LAMP Method as One of the Best Candidates for Replacing with PCR Method

Dear Editor,

Molecular methods have been recently developed in studies; one of the most applicable molecular methods is polymerase chain reaction (PCR). PCR, which has attracted the attention of the biologists, is a fast and sensitive method capable of amplifying small numbers of target DNA copies across millions orders of magnitude. Due to its high efficiency and power, this method has been widely applied in medical microbiology. In spite of its advantages, this method has also some limitations such as use of thermal cycles for multiplication (30–40 cycles), use of expensive tools such as thermocycler, detection methods of PCR product which always suffer from problems like use of toxic materials such as Ethidium bromide (which is carcinogenic material). Such limitations have caused to the condition that this method can be only applied in well-equipped laboratories benefiting from highly experienced staff. Therefore, this method can’t be employed in places lacking well-equipped labs (1, 2). In this regard, development of a simpler method with higher efficiency which could be also implemented in ordinary labs even by non-experienced people is needed.
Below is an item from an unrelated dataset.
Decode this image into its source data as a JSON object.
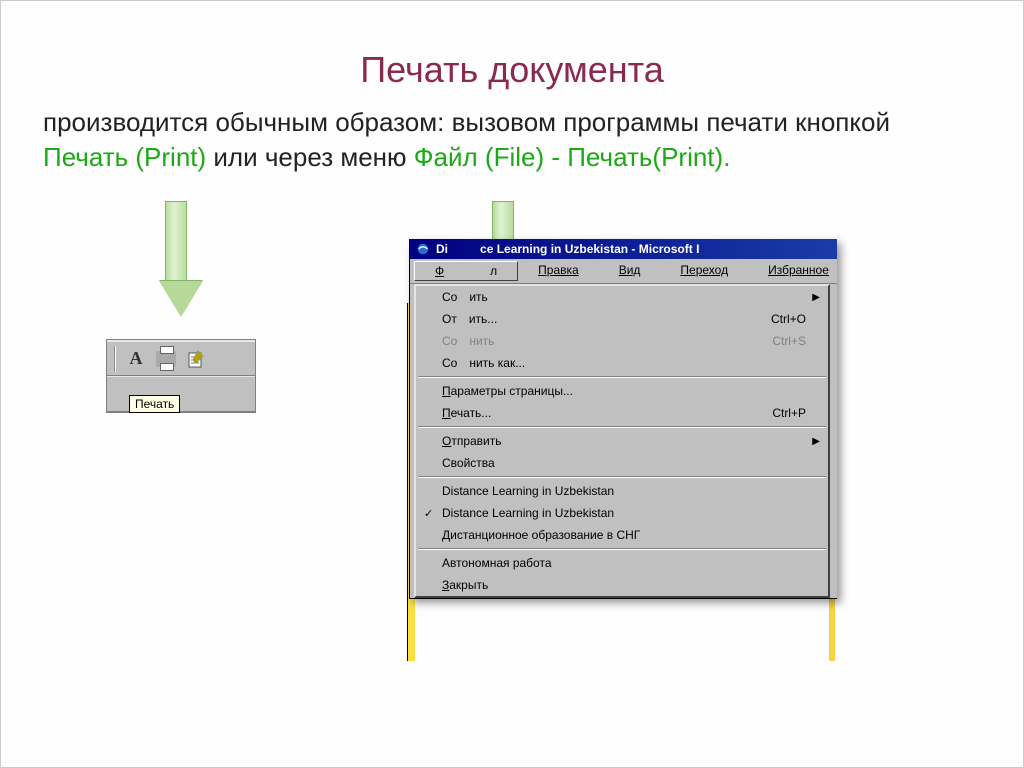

One of the main molecular detection methods in which the multiplication is carried out in isothermal condition and does not require thermocycler is Loop Mediated Isothermal Amplification (LAMP) designed in 2000 by Notomi et al. (14). In this technique, 6 highly selective primers named internal primers [Forward Inner Primer (FIP) (Forward 1 Complementary (F1C), F2) & Backward Inner Primer (BIP) (Backward 1 Complementary (B1C), B2)], external primers (F3, B3) and loop-specific primers [Forward Loop Primer (FLP), Backward Loop Primer (BLP)] are used. Internal primer of FIP in DNA pattern will attach to F2-complementing region in the pattern strand and initiate the synthesis of the complementing strand. By location of F3 and B3 external primers with the help of DNA polymerase enzyme of Bst (Bacillus stearothermophilus), the strand length would be elongated which will lead to generation of a dumbbell-shaped DNA structure. This stem-loop structure of DNA will act as the LAMP initiator. FIP will attach to stem-loop structure of DNA and initiate the synthesis of successor strand which will generate a stem-loop intermitted DNA structure possessing an inverse copy of target sequence in its stem-loop region produced in the other end of the gen by BIP primer. The released strand forms a structure with external loop which acts as the pattern for BIP polymer. Finally dumbbell-shape DNA is produced which will act as the step material of LAMP cycle. By design of oligonucleotide probes specific for these structures, they can be applied in hybridisation; therefore there will be no need for heat denaturation after the multiplication. This means that all the steps from multiplication to detection could be carried out in the same temperature. The final product is stem-loop DNAs with several inverse sequences of the target DNA having a cauliflower-like structure with multiple loops (3–5). The molecular basis of LAMP is based on turbidity due to the production of Magnesium pyrophosphate (Mg₂P2O₇); while in recently years, utilisation of SYBR Green dye has made comfortable this step (6).

The Loop Mediated Isothermal Amplification method has been used to diagnosis of various infectious disease, identification and differentiation of pathogenic microorganisms; for example Mycobacterium tuberculosis, Nocardia spp., Pseudomonas fluorescens, Staphylococcus aureus, Helicobacter pylori, Salmonella species and several other bacteria and medically important viruses (7–13).

Advantages of this method includes: (i) capability of LAMP technique in multiplication in isothermal condition (between 59 °C–66 °C) and it can start the detection with small number of DNA, (ii) LAMP provides accessible, cost-effective, easy-to-perform method, (iii) reaction products are mixture of hairpin structure DNAs with different sizes and cauliflower-like structure having several loops formed from annealing between repetitive inverse sequences of the target sequence which can be easily observed under optical microscopes facilitating the possibility to selective detection, (iv) LAMP technique is highly specific as its can detect 6 gene regions of the target sequence by its 4 primers at the beginning of the reaction, and 4 also other regions during the LAMP reaction procedure, (v) LAMP is a simple method only needs primer, DNA polymerase and reaction mixture; it does not need thermocycler and can be conducted in warm water bath or thermal blocks, (vi) the created turbidity due to gene multiplication and magnesium pyrophosphate (Mg₂P2O₇) precipitants in reaction medium does not need electrophose-gel for detection and identification of reaction product; RNA sequences can be also multiplied by this method and inverse copying (7–8, 14). However, this technique has some limitations. Complexity of multiple primers’ designs for multiplication of new gene regions and selecting the suitable regions in the gene sequence for efficient design of primers, complicated product having cauliflower-like structures with different sizes, lack of commercial kits based on LAMP technique and complexity of this method mechanism are some of its drawbacks limiting its popularity among the researchers; and it not as common as PCR-based method. But LAMP method has significant advantages which by some modifications could be an important alternative for PCR method.